Evliyayı Tahkir Eden Alim

Evliyayı tahkir eden alimin tam bir teslimiyetle ona bağlanarak intisab etmesine neden olan hadise...

Arapzâde Molla Muhyiddîn, Kanunî Sultan Süleyman devrinin alimlerindendi. İlm-i zahirde eşsizdi. Bazı ilmî eserleri de vardı. Fakat evliyayı inkar ederdi. Hatta:

-”Ben ömrüm boyunca büyük günahlardan hiçbirini işlemedim. Evliyalık ıslah-ı hal ile olsa, evliya ben olurdum” dermiş. Evliya düşmanlığı öylesine fazla imiş ki, Şeyh İbrahim Gülşenî Hazretlerinin yanına:

-”Senin kemiklerini ateşte yaktırırım” demek için gidermiş.

Fatih Camisi’nin yanındaki Semaniye Medreselerinden birinde müderris iken, bir meseleden dolayı Şeyhülislâm Ebussuüd Efendi’ye öfkelenerek onu Sadrazam Rüstem Paşa’ya şikayet etti. Şikayet yazısı padişaha iletilince Arapzâde, Divan’a getirilip sorguya çekildi. Neticede suçu sabit olduğundan dayak cezasına çarptırıldı ve görevinden alınarak Bursa’ya sürüldü. İki yıl sürgünde kaldı. Bilahare affedilip Süleymaniye Medresesi Müderrisliğine tayin olundu.

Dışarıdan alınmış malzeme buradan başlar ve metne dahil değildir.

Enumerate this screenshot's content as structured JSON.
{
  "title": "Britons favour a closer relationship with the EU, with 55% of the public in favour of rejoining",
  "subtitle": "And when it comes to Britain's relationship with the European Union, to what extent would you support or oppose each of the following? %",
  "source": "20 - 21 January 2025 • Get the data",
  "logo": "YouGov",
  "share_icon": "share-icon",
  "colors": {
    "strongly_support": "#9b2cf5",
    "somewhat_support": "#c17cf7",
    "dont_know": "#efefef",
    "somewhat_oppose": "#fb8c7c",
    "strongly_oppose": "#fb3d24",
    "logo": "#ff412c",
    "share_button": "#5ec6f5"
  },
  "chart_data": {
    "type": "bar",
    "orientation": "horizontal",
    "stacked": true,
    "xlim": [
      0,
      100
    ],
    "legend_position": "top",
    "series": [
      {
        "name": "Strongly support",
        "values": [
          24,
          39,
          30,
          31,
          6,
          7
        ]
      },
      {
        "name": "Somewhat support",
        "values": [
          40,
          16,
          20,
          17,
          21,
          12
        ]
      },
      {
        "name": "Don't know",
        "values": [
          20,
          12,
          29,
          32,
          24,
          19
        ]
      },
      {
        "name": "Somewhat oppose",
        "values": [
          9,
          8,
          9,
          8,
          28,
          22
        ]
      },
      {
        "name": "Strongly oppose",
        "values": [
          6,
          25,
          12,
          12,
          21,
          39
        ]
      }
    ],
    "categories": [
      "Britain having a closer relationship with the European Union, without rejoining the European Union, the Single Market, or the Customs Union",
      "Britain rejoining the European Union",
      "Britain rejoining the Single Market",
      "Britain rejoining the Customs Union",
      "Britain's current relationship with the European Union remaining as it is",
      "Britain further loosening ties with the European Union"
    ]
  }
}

Kalın (Semiz) Ali Paşa Sadrazam olduğunda, Kanuni Sultan Süleyman’a ilk arzında, Arapzâde’nin Mısır Kadılığı’na tayinini istedi. Padişah bu isteği kabul etti. Fakat canı sıkılmıştı. Divan’dan sonra Hasoda’ya geldiğinde, o sıradaki Hasodabaşı Yakup Ağa padişaha:

-”Düşmanlarınız üzülsün, derdiniz nedir?” diye sorduğu zaman,

-”Vezir ettiğimiz cahile canım sıkıldı. Divan’da cezalandırılmış olan bir gafil için Mısır Kadılığı’nı teklif etti. İlk arzıdır, vermesek vezirlik itibarını ayaklar altına almış oturduk. Verdik ama, kendimizi Mısır ulemasının suçlamalarına hedef yaptık. Ne olaydı ki, Allah vere de sağlıkla Mısır’a varamayaydı” cevabını aldı.

“RUHU İÇİN FATİHA”

Arapzâde gemiye binerek Mısır’a doğru hareket etti. Rodos Adası’na vardığında oranın Sancakbeyi Hüsam Bey kendisini karşıladı. Birkaç gün sonra tekrar gemiye bineceği gün Hüsam Bey:

“-Burada defalarca kerameti görülmüş, duası Allah Katı’nda makbul, Borazan Ali Dede adında bir velî vardır. Ondan himmet dilemeden gitmeyin” tavsiyesinde bulundu. Bu öğüt Arapzâde’nin inançlarına aykırı düştüyse de, sırf sancakbeyinin hatırı için, orada bulunan Muîd Muhyiddîn Menteşevî’ye bir dinar kurban parası vererek:

“-Bize dualar etmeyi unutmasınlar” sözüyle velî ihtiyara gönderdi. Muîd Muhyiddin Efendi, Ali Dede’nin yanına vararak dinarı onun önüne koydu ve duasını rica etti. İhtiyar iki elini kaldırarak:

“-Ruhu için Fatiha” dedi. Muîd, velînin yaşlılık sebebiyle sözünü anlamadığını zannetti. Biraz duraklayıp aynı ricayı tekrarladı. Gene:

“-Ruhu için Fatiha” cevabını aldı. Bu hal üç kere tekrarlandı. Muhyiddin Efendi hayretler içinde:

“-Görelim bakalım, ihtiyarın nefesinden ne çıkar” diye düşünerek geri döndü.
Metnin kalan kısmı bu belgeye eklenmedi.